Delay by Mandel disturbing to some Wauwatosa aldermen
Apartment developer says more time needed
The Mandel Group, which is developing an apartment complex at Innovation Campus, has delayed a presentation on its proposal before the Plan Commission by a month, to Aug. 12, compressing the timeline for approval of the project.
Alderman Peter Donegan, among others, is not happy.
"Mandel is just screwing with the timetable," Donegan said.
The Mandel Group has said it will ask the city for $2.5 million in assistance, which the city would provide through a tax-incremental financing district. The complex relationships among entities involved in Innovation Campus have created certain deadlines. Donegan and other members of the Common Council said they are concerned that Mandel's delay will curtail debate on the city financing, possibly forcing them to approve the project without a full airing, which could be contentious.
At a Committee of the Whole meeting in May, Donegan and others expressed dissatisfaction with the process by which TIFs have been approved.
"I simply want this whole proposition to be debated very publicly, with plenty of time, so that we can consider alternatives," he said. "Don't let them put a gun to our heads.
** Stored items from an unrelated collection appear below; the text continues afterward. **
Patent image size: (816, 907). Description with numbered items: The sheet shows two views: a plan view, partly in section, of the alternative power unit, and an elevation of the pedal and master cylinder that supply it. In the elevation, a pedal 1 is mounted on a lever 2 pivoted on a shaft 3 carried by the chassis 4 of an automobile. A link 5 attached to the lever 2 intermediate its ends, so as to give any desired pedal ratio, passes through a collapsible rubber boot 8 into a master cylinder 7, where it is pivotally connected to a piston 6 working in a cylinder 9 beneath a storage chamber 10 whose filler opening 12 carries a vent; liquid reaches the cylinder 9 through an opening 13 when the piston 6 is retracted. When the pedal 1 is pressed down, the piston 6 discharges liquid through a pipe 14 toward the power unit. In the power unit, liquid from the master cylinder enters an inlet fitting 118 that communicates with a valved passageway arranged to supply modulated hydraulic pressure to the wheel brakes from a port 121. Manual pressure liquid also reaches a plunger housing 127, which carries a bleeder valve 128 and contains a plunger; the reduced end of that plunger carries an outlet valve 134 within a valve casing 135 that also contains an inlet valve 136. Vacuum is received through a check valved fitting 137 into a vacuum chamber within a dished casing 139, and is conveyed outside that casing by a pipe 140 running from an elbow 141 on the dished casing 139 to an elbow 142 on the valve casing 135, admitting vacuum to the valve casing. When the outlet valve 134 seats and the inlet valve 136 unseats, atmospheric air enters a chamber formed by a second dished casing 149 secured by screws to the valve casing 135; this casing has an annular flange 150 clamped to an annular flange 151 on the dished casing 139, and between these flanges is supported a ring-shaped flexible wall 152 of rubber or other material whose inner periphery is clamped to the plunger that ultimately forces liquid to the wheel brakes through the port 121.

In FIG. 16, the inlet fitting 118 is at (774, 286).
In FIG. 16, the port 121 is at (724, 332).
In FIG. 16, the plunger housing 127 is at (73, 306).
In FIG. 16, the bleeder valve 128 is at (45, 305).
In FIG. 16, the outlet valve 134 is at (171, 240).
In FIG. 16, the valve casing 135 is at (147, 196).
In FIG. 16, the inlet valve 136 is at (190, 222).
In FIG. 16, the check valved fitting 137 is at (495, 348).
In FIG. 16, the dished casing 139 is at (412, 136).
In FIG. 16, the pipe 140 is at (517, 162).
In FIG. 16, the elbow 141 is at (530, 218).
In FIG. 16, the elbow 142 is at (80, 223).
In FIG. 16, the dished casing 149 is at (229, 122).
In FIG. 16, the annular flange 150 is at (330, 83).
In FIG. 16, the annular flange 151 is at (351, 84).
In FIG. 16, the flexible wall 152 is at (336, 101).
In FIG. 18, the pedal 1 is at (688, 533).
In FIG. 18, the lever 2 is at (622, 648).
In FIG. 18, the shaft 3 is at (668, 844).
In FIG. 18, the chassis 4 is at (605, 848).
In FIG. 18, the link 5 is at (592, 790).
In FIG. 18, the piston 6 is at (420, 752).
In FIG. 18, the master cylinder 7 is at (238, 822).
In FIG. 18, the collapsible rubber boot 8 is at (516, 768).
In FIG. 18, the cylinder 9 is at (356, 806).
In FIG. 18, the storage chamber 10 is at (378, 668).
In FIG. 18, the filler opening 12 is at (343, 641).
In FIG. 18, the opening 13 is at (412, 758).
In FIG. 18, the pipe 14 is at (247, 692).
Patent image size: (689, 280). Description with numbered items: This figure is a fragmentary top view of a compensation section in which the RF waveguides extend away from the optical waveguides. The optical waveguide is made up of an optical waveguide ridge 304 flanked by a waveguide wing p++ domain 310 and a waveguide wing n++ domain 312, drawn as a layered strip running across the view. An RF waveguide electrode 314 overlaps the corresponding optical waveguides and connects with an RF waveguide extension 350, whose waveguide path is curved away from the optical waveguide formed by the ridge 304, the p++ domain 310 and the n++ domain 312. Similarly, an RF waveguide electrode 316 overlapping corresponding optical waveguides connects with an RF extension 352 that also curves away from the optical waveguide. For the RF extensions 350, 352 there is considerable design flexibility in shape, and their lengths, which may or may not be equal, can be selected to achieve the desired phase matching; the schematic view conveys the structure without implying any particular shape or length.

I want this debated robustly, soon."
Aiming at September
Donegan said he has not advocated for or against the approval of financing, but "council, who has the power to go into our taxpayers' pockets and grab money from them to fund this, to do this, we have not been involved in the conversation," with the exception of a few aldermen.
One of the issues that needs debate in Donegan's view is whether or not it is appropriate for the public, through the TIF, to preserve the Eschweiler buildings for use by a charter school operated by the Forest Exploration Center. The Wauwatosa School District has objected to the charter school in the strongest terms as a possible drain on its student body and state funding.
Mandel's delay pushes back committee meetings on the matter, and means that the Common Council won't consider approval until at least mid-September. Budget work absorbs much council and committee time beginning in the fall. The UWM Real Estate Foundation, which owns Innovation Campus, is counting on selling the residential property to Mandel for about $4 million, in time to make a payment in February to Milwaukee County, from which the foundation purchased the property. These might be factors that limit debate.
Donegan's concern about debate time is shared by others.
"I certainly think that we'd have a very complete hearing on the Eschweilers and Mandel's TIF request. Particularly as we proceed with development of the County Grounds, I think the city needs to better scrutinize the TIF requests as they're coming in," Alderman Joel Tilleson said.
Tilleson said the council does not want to be rushed, "and I trust that administration won't rush it. That's been repeatedly conveyed."
Mandel needs to understand that the council will take the time it needs whenever the request comes in, Tilleson said. At the same time, Mandel's suggestion that it would come to council Sept. 17 was somewhat worrisome, as it starts to bump up against the beginning of budget hearings in late September, he said.
"So, if we're having a contentious and complete discussion of the Eschweiler TIF request at the same time that we're beginning to have budget hearings, it could be an issue."
Alderman Bobby Pantuso said he was concerned about the timing.
"One of the great things about this council right now is that we are one of the most considerate councils that I have seen in my lifetime, and the way that we consider things is we like to discuss and then sit and then think about things," he said. "We really don't like to be rushed. I think that if you look a couple years past, there were a lot of things that were kind of shoved in our faces, and we basically were told we had to vote on it that night. That didn't play very well."
If Mandel genuinely needs the time to prepare, that's fine, he said. "The flip side of that is that they're going to need to respect the fact that once it's in front of us, we're going to need our time, too."
Adjustments for butterflies
"We've been concerned from the get-go that we don't want to rush this decision along," said Phillip Aiello of The Mandel Group. "Weve been in contact with 75 to 80 percent of the council members already to start to provide them information on the development," an effort that will continue.
The latest delay involved issues related to the butterfly habitat that abuts the apartment property. Advocates of the habitat had concerns about one of the buildings, and Mandel is studying adjustments.
"I wanted to kind of get that set in place so when we do discuss this with the council members we're not talking about possibilities and we're presenting to them what the final plan looks like," he said.
Alderman Craig Wilson said there's not much to be done about the project until the formal application is made.
"I don't necessarily disagree that it'd be nice to have a lot of time to work through issues, but I guess in my mind the applicant, especially sophisticated ones like we're dealing with in this project, they know the project, they also know that timing is what it is," he said.
Wilson said the council is always busy, and the budget process would not necessarily impact the Mandel debate.
Council President Dennis McBride said the TIF proposal is too important not to get a full hearing. He said a Committee of the Whole on the issue may be held this month.
"It's a very complicated issue, but people need to be kept informed along the way," McBride said.
It's a project with "a lot of moving parts."